Because the attacking AI is analyzing the responses, a communications channel is created between the defender and the attacker, the researchers stated. Since the defender controls the communications, they can essentially attempt to exploit weaknesses in the attacker’s LLM.
Counter Attack, Passive Defense
The Mantis team focused on two types of defensive actions: Passive defenses that attempt to slow the attacker down and raise the cost of their actions, and active defenses that hack back and aim to gain the ability to run commands on the attacker’s system. Both strategies were effective with a greater than 95% success rate using the prompt-injection approach, the paper stated.
In fact, the researchers were surprised at how quickly they could redirect an attacking LLM, either causing it to consume resources or even to open a reverse shell back to the defender, says Dario Pasquini, a researcher at GMU and the lead author of the paper.
“It was very, very easy for us to steer the LLM to do what we wanted,” he says. “Usually, in a normal setting, prompt injection is a little bit more difficult, but here — I guess because the task that the agent has to perform is very complicated — any kind of injection of prompt, such as suggesting that the LLM do something else, is [effective].”
By bracketing a command to the LLM with ANSI characters that hide the prompt text from the terminal, the attack can happen without the knowledge of a human attacker.
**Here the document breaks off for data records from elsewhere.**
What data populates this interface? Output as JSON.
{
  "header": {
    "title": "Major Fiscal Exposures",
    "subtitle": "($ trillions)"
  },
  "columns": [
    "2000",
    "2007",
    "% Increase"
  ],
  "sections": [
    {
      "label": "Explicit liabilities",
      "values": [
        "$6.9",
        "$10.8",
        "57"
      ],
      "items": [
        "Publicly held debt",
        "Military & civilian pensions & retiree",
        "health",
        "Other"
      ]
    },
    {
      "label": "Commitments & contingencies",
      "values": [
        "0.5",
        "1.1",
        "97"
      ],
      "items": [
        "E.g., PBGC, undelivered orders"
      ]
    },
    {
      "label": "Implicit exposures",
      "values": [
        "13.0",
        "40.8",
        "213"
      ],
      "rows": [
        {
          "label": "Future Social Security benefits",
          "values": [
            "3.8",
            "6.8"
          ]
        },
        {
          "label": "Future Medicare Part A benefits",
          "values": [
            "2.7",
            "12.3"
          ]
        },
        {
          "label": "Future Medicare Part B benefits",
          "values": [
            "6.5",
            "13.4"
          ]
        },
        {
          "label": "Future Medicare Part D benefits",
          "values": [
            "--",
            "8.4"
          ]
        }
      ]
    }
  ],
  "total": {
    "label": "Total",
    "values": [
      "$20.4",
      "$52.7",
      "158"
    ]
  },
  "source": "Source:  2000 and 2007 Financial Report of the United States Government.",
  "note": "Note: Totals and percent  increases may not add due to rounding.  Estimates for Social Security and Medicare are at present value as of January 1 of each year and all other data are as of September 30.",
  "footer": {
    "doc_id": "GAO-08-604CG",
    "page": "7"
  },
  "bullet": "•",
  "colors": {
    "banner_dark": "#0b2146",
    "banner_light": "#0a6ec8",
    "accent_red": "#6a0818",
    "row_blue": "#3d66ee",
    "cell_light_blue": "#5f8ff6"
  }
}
Prompt Injection is the Weakness
While attackers who want to shore up the resilience of their LLMs can attempt to harden their systems against exploits, the actual weakness is the ability to inject commands into prompts, which is a hard problem to solve, says Giuseppe Ateniese, a professor of cybersecurity engineering at George Mason University.
“We are exploiting those something that is very hard to patch,” he says. “The only way to solve it for now is to put some human in the loop, but if you put the human in the loop, then what is the purpose of the LLM in the first place?”
In the end, as long as prompt-injection attacks continue to be effective, Mantis will still be able to turn attacking AIs into prey.